{ "title": "Oruç Bozmak", "image": "https://www.oruc.web.tr/images/oruc-bozmak.jpg", "date": "20.01.2024 10:51:10", "author": "Gülistan Ateş", "article": [ { "article": "
Oruç Bozmak, kefaret veya keffaret, Arapça olup örtmek, arınmak manasındadır. Buna göre keffaret, işlenen bir günahın bağışlatılması için şerî olarak verilen sadaka veya tutulan oruç demektir.

Fıkıh kitaplarına göre mazeretsiz olarak, kasten başladığı orucu bozmaktan ötürü kazâ ve kefaret gerekir. “Kefaret ya iki ay üst üste oruç tutmak ya bir köleyi âzâd etmek veya altmış fakiri doyurmaktır (Et-Tâc: 2/77)” şeklinde anlatılır.

Cezanın, işlenen suça denk olması gereği Kur'anın temel prensiplerindendir. Bir günlük oruç bozmanın, altmış bir gün art arda oruç tutma cezasıyla cezalandırılması, Kur'anın temel prensibine aykırıdır.

Başlanan bir orucu mazeretsiz olarak bozmaktan ötürü kefaretin gerektiği durumu Ebu Hüreyreden rivayet edilen bir havadise dayandırılmıştır.

Kimine göre yoksulluk dolayısıyla kefaretin düşmesi, sadece bu duruma özgü bir şeydir. Asıl olan kefaretin düşmemesidir.

Dârekutnî el-‘İlel'de, Zührî'den aldığı rivayeti not düşerek: “Böylece köle azad etmek ya da iki ay oruç tutmak ya da altmış fakir doyurmak sünnet oldu” demiştir (Feth: 4/168). Eğer rivayet kesin doğru ise Dârekutnî'nin bu görüşü, görüşlerin en isabetlisidir. Buna göre oruç kefareti farz değil, sünnettir. Peygamber Aleyhiselâm, oruca karşı bu cinayeti işleyen adama, Kur'anda hata ile adam öldürene belirlenen cezaya (Nisâ: 92) kıyasla bir kefaret belirlemiş, fakat bunun, zorunlu bir hüküm değil, günahın affı için sadaka olduğunu belirterek“Götür çoluk çocuğunla birlikte ye, Allah seni affetsin!” demiştir. Eğer bu kefaret zorunlu olsaydı, özel olarak o adama böyle bir iznin verilmesi söz konusu olmazdı. Çünkü dini hükümler kişilere göre değişmez.

Ayrıca kefaretin bir köle azad etme ya da bir deve kurban kesmek olduğu rivayeti de vardır (Fethu'l-Bârî: 4/166-172).

Hz.
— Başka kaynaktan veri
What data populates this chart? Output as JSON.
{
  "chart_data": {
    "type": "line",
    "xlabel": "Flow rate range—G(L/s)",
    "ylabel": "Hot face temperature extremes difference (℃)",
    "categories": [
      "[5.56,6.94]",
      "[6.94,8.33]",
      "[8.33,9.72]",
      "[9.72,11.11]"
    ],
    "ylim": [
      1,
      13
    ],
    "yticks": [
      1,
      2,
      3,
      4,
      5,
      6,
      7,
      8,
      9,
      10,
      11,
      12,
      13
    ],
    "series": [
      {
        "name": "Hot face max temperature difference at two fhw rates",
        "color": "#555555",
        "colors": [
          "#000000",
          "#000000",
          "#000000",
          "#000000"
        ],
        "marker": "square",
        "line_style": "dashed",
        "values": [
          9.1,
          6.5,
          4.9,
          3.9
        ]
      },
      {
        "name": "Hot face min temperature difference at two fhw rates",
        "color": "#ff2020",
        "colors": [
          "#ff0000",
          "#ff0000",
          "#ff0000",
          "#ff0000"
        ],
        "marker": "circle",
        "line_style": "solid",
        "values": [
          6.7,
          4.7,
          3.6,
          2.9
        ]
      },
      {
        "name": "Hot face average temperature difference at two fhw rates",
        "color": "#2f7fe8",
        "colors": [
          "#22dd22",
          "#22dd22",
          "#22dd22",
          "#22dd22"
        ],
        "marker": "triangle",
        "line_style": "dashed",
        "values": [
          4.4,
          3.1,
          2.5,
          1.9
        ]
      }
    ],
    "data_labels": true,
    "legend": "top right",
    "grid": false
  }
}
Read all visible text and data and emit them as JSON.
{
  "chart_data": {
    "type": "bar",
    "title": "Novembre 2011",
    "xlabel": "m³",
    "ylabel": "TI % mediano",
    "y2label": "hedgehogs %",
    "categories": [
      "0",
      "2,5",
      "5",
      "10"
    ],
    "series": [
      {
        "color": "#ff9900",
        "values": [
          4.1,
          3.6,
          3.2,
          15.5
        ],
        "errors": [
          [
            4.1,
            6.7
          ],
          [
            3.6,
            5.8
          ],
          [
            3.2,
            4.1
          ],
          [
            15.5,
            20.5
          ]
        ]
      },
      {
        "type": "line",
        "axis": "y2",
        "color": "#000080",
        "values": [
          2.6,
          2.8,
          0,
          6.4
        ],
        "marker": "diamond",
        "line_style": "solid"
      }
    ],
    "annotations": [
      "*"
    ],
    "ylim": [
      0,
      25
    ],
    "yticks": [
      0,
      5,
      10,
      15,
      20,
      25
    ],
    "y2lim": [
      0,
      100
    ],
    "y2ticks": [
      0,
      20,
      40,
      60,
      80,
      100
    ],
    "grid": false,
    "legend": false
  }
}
Ayşeden gelen ve aynı konu ile ilgili iki rivayette ise belirli bir kefaretten söz edilmez. Sadece belli bir miktar sadaka vermekten söz edilir ki bu da işlenen bir hata veya kusurun ardından bir miktar sadaka verme geleneğine ve bunu destekleyen Kur'an öğüdüne uygun düşmektedir.

Kur'an'ı Kerîmde her ne sebeple olursa olsun, oruç yiyene, namaz kılmayana bir ceza belirlenmemiştir. Zaten oruca niyet etmeyerek oruç tutmayan kişiye kefaretin gerekmediğinde oy birliği vardır. Kefaretin başlanan orucu mazeretsiz olarak bozmaktan ileri geleceği belirtilmektedir. Bir namazı özürsüz olarak bozan kişi nasıl o namazı yeniden kılarsa, orucu özürsüz olarak bozanın da yine orucu kaza etmesi gerekir. Başladığı bir orucu bozan kimseye kefaret gerekeceği konusu, sadece andığımız vâhid haberine dayanılarak fıkıh hükmü haline getirilmiştir. Allah'ın Kitabında en küçük bir işaret olmayan bir şey farz olamaz.

Eğer orucun zorunlu bir kefareti olsaydı bu, Kur'an'da belirtilirdi. Doğrusu şöyledir ki saf ibadet konularında, yani Allah ile kul arasındaki kusurlarda ceza, kefaret yoktur. Bu konulardaki kusurun cezasını Allah âhirette verecektir. Fakat hukuki konularda, yani toplumu ilgilendiren şerîat (Hukuk) konularında yasal olmayan eylemlere ceza konmuştur. Bu bakımdan orucun farz (Zorunlu) kefareti diye bir şey yoktur.